Wahaha wrote
What would the use case be, anyway? Maybe like what they did in China, where every student has a dedicated face camera that notices when the student stops paying attention. A teacher can't look at every student at the same time or all the time, but a camera can. That would be a really useful application.
txt wrote
That sounds like a terrible idea. Everyone should have the right to privacy.
Wahaha wrote
A school is a public institution, though, and the classroom isn't somewhere you have privacy in the first place. Because of corona lots of children had classes from home with a camera pointed at their face, anyway, so I don't see a camera pointing at your face during class as a privacy issue.
txt wrote
The reason people are OK with video meetings is due to control over your environment. You can disable you camera. You can spoof it with software.
abralelie wrote
It's a public institution you are forced to go to.
Because of corona lots of children had classes from home with a camera pointed at their face, anyway
Once again, forced. Forcing people to do one thing and then justifying something else because "obviously they're OK with the latter" is not a very good argument.
Do you think forcing somebody to look at a camera means:
- they will comprehend what's being said
- they will hear what is being
- that they are paying attention
- that the material they are being show is good
?
Wahaha wrote
So security cams at a train station aren't an issue because technically no one is forced to use this public facility? Whether someone is forced to attend school or not doesn't change that a school is part of your public life, not of your private life. Teachers and other students will be able to look at you, what difference does it make whether a camera is pointed at you or not?
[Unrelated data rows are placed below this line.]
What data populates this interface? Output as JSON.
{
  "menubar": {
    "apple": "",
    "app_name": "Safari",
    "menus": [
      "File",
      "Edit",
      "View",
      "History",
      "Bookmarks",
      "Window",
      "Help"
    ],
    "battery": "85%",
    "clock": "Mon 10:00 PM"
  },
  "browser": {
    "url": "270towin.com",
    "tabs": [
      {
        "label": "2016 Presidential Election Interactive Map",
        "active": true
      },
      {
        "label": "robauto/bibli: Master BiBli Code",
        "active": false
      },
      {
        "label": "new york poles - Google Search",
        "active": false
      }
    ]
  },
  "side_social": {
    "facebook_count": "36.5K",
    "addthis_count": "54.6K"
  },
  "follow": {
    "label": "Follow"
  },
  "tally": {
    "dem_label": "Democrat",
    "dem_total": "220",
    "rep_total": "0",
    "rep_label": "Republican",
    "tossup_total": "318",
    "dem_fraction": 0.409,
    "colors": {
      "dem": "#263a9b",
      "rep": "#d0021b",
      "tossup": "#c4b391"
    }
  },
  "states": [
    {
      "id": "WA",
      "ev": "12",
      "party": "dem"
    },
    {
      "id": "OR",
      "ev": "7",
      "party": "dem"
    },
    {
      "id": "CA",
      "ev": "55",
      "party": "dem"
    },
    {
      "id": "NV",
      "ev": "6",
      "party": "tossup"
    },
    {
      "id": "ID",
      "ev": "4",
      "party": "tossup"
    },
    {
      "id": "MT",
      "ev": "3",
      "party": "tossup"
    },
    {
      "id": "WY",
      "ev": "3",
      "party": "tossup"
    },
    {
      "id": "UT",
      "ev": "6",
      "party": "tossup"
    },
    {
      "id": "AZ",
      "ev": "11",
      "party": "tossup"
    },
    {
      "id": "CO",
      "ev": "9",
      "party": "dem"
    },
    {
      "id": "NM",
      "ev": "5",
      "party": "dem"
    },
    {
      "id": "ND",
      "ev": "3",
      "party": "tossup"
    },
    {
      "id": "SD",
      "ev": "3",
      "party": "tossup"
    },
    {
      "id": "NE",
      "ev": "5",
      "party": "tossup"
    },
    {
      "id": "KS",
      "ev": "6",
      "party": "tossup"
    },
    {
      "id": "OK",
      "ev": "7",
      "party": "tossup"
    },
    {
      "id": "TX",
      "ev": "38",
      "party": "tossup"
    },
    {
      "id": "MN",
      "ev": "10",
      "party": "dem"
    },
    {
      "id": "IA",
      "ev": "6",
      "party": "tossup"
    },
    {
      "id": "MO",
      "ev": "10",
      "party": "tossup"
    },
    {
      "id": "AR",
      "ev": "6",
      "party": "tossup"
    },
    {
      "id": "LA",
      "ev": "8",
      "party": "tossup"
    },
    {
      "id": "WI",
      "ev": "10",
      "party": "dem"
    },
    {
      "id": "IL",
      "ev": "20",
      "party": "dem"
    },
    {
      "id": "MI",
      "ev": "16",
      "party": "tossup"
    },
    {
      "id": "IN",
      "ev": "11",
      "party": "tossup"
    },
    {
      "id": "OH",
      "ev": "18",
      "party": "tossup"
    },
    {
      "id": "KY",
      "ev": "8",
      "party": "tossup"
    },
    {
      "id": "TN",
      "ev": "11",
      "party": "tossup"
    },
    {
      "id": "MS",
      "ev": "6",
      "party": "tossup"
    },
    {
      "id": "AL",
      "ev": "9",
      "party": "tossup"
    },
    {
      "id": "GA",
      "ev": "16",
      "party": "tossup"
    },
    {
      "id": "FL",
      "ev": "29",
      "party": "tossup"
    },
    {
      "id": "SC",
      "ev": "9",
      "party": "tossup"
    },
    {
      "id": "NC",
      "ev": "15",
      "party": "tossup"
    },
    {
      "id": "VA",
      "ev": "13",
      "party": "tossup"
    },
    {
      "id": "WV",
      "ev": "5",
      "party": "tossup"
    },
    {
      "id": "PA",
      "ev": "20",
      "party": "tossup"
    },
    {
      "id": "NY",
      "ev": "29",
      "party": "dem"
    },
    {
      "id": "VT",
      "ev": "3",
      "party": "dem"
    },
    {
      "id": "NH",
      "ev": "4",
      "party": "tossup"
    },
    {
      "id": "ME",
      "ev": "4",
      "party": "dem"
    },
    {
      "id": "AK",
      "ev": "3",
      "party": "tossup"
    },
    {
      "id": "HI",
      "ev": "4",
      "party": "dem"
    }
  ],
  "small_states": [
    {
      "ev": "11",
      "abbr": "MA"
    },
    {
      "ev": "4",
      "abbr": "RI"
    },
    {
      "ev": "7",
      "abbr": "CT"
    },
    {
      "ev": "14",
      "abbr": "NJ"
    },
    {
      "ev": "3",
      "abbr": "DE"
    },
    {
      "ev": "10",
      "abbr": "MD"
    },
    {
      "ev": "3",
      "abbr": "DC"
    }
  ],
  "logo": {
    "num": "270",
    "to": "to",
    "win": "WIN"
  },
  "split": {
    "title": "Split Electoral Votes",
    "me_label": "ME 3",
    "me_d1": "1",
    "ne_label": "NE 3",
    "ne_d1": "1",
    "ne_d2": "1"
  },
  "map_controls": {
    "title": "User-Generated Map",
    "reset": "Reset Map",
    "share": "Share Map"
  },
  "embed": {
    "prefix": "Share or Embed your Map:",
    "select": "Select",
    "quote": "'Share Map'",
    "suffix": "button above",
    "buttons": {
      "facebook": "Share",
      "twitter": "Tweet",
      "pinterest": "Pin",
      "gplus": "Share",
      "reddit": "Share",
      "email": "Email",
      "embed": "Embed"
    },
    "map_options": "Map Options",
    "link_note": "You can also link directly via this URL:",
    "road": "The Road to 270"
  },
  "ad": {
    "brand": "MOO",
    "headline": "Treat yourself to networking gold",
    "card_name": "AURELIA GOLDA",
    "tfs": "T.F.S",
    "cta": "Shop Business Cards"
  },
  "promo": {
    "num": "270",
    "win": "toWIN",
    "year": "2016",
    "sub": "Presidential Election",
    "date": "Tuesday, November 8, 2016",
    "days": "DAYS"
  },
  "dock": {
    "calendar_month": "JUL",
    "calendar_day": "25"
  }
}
No one is forced to turn on their own webcam, either. It's just a thing that benefits everyone, so most people do it. Reading peoples faces is very helpful in conversations, just like it is to hear their voice.
The point isn't to have students look at a camera, it's to have the camera look at the student. The benefit is that software can notice when a student stops paying attention. Or discover cheating during tests. Or bullying. Teachers can work with this feedback to improve and students can be reprimanded based on this.
It's not very helpful for other things, but during my time I would have very much appreciated something like this, if it could help in suppressing the students not interested in learning. Those were the biggest obstacles back in elementary school. It is very unfortunate that there are no immediate repercussions for bad students. Pointing a camera at each students face could act first as a deterrent towards bad behaviour and second as evidence for the consequences the student will experience, especially for their parents.